The Lonely Soldier
The Private War of Women Serving in Iraq
Modern times have created soldiers in both the male and female variety. Both carry heavy guns. Both are involved in firefights. Both are wounded. Both are killed. But the female version, a growing percentage of the US armed forces, is sexually harassed and abused and occasionally raped by the male version. Isolated and belittled in a military culture that is hostile, many of the women who have served in Iraq have found that they must protect themselves not just from an angry population, but from the men who are supposed to be their comrades.
Benedict, a professor of journalism at Columbia University and author of numerous books including Virgin or Vamp: How the Press Covers Sex Crimes and Recovery: How to Survive Sexual As-sault, and novels like The Sailor’s Wife and The Opposite of Love, interviewed forty soldiers and veterans about their experiences in the Iraq War. She highlights five women whose stories carry them through enlistment, training, deployment, and their return home.
Since the war began in March 2003, more than 191,500 women have served in the Middle East. Most of them have been in Iraq carrying out jobs similar to their male counterparts. Because Iraq is an insurgent war with no defined front, women have participated in battles, killed and been killed, and participated fully in the risks and traumas of combat. However, the branches of the military have been slow to deal with the ramifications of the increase of females in their ranks. Women are often isolated with few serving together in any one company, unfortunately making their situation more dangerous. Jennifer Spranger, who signed up for the military police reserves six months before September 11, 2001, said, “When you’re standing there with one hundred guys and ten girls, the guys are going to want to talk to you….The harassment got to be so commonplace that I didn’t even think it was wrong. Anyway it went so high up the ranks there was nobody to tell.”

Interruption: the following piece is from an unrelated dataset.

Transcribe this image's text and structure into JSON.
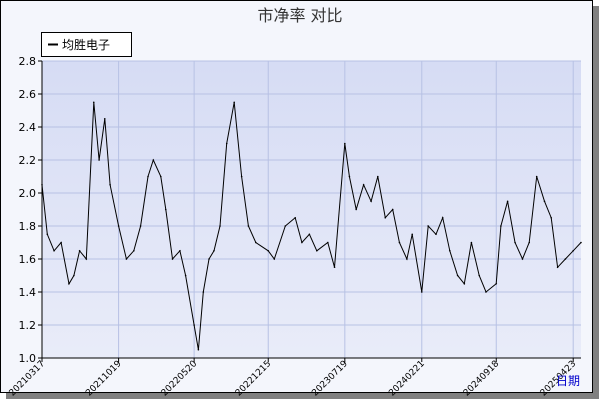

Inadequate and unsafe bathroom facilities led to many bladder infections for soldiers who were reluctant to use the toilets. Medical personnel, both in-country and stateside, were ignorant of women’s health-care issues and exacerbated problems. A minority of female commanders and hostile or inadequately trained male commanders led to repeated rapes and sexual assaults.
Benedict’s book, filled with compelling and heartbreaking stories, is a groundbreaking testament to the bravery, resilience, and almost insurmountable obstacles faced by women in stationed in Iraq.